Staying Safe at Conventions

Staying Safe at Conventions

Lou Figueroa

Conventions are a great place to learn and relax.   For many of us, it’s a chance to get away from routines, often in unfamiliar towns.  We are able to let our hair down but shouldn’t let our guard down.

The other day I was in a city and noticed a well-dressed man stumbling and disoriented late at night.   He could have been either sick or drunk.  After observing him get up from the sidewalk I noticed him stagger towards four lanes of traffic.

His attire made him look like a conventioneer.   I approached as he was headed towards the cars, trying not to startle him.  I asked if he was okay and he drunkenly said, “I’m lost, and I don’t know which hotel I’m staying in.”  I offered to help and escorted him back to his hotel.

Unfamiliar Surroundings

A similar situation happened to me.  I was at a social event at which my unguarded drink was drug tampered.  I left the bar and wandered nearly two miles in the dark, having no idea of my surroundings.  No body stopped to help or ask if I was okay.  Eventually I walked into the train yard and was run over – resulting in the loss of both my legs.

Here are eight tips to keep convention attendees safe.
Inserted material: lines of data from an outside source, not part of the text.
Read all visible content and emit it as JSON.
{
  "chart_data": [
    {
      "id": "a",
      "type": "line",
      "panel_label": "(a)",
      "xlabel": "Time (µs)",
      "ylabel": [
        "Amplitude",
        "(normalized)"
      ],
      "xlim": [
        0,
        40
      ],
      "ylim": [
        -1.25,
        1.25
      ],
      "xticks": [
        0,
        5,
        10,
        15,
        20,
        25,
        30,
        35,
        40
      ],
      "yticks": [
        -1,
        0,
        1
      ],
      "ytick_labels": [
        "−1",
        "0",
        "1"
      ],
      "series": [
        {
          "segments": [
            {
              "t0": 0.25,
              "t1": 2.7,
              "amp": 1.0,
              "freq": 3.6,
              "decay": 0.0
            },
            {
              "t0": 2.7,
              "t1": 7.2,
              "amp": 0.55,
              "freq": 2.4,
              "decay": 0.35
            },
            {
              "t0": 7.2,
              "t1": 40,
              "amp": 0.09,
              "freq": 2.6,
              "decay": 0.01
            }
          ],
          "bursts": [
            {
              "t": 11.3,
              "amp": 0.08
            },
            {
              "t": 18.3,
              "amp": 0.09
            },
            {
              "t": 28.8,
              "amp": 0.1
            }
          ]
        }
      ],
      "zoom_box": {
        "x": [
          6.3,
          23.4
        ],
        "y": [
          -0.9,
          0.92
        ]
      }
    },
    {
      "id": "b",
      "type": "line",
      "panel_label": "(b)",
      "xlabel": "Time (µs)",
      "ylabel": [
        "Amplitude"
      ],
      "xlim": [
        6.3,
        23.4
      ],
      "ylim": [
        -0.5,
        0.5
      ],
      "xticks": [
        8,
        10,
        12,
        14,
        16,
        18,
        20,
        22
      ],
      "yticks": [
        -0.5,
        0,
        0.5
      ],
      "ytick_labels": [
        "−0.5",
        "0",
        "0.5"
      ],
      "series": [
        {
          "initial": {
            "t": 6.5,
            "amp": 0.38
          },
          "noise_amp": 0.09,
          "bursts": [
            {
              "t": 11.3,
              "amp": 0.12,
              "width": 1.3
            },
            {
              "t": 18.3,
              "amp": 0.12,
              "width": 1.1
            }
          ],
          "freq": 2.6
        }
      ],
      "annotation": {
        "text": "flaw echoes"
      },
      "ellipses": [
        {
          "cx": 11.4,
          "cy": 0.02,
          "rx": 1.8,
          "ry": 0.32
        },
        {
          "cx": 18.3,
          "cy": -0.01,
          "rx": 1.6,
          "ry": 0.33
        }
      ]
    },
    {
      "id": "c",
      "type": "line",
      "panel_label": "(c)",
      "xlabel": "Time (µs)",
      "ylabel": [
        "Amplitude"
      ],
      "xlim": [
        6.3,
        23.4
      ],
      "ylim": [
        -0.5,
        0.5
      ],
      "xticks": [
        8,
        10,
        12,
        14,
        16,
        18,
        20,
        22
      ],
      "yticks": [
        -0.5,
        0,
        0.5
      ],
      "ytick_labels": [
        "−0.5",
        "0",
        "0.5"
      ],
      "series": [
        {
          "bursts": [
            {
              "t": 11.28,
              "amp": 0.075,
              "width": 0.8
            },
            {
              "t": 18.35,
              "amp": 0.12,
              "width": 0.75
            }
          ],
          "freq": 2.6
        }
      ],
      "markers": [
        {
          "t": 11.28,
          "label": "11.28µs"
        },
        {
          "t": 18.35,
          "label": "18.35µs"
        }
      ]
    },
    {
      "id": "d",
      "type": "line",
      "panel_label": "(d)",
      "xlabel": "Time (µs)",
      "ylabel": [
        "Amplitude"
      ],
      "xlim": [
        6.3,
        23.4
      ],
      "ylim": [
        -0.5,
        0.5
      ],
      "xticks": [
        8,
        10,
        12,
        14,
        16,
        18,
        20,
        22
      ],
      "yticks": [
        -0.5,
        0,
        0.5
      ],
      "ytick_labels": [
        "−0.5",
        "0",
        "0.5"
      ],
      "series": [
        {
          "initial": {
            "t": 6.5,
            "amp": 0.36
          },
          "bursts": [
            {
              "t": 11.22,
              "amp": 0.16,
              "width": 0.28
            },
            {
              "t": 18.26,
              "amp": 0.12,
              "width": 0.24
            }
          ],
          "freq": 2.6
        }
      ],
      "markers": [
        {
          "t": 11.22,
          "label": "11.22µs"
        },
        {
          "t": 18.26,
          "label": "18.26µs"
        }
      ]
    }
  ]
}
  • Study the Area – Know the safest route before you go (driving or walking) and identify areas you don’t want to encounter.   If unfamiliar with the area ask the hotel front desk, bell staff or valet.
  • Remove Convention IDs – Remove your name badge and ribbons.  Similarly, leave the convention totes back in the room.   These are signs you are from out of town and might be an easy target.
  • Scan the Environment – Look for well-lit streets and areas you feel safe.  Select routes that are the shortest between your destination and hotel or conference center.  Be leery of people who are overly friendly in wanting to be of help or offering you a deal.
  • Buddy System – Walk with friends.  If you’re in a social setting, let them know you want a buddy — don’t let them assume you left on your own and should not worry about you.  In my case, I wandered for over an hour and my friends assumed I’d simply left and went home.  Periodically check on each other and agree on departure times.
  • Guard Your Drink – If you leave your drink on the table or bar unguarded even a few minutes, say the time it takes to hit the dance floor or visit the bathroom, throw it away.   There are people who look for opportunities to spike anybody’s drink just for kicks.
  • Backup Identification – Be careful leaving valuables, purses and especially IDs in meeting and hotel rooms.  Travel with a second official government issued ID such as a passport stored in a separate location.   At a minimum, make a copy of your driver’s license so if it were lost officials could use the information to check databases.
  • Escape Routes – Whether in the meeting room or guestroom, notice the nearest exits.   In an emergency you want to be the first out the door heading for the exit.  Remember an emergency could occur at the most inopportune time and in the dark.   Consider leaving your shoes and clothing next to the bed if you need to run out the door.   It can’t hurt to grab the blanket and pillow since you don’t know how long you may be forced to stay outside in an emergency.  Keep the room key accessible.
  • Hotel Door – Don’t let anybody in the room without knowing they are expected and wearing a uniform or badge.  Think twice about hanging a breakfast order on the exterior door knob that identifies your name and room number for a stranger to pick up.  In a fire emergency, be sure to check the door for heat and smoke before exiting.

I travel to conventions every week and see the risks that meeting registrants take.   I don’t want what happened to me in a train yard to occur to anybody else.  Be safe.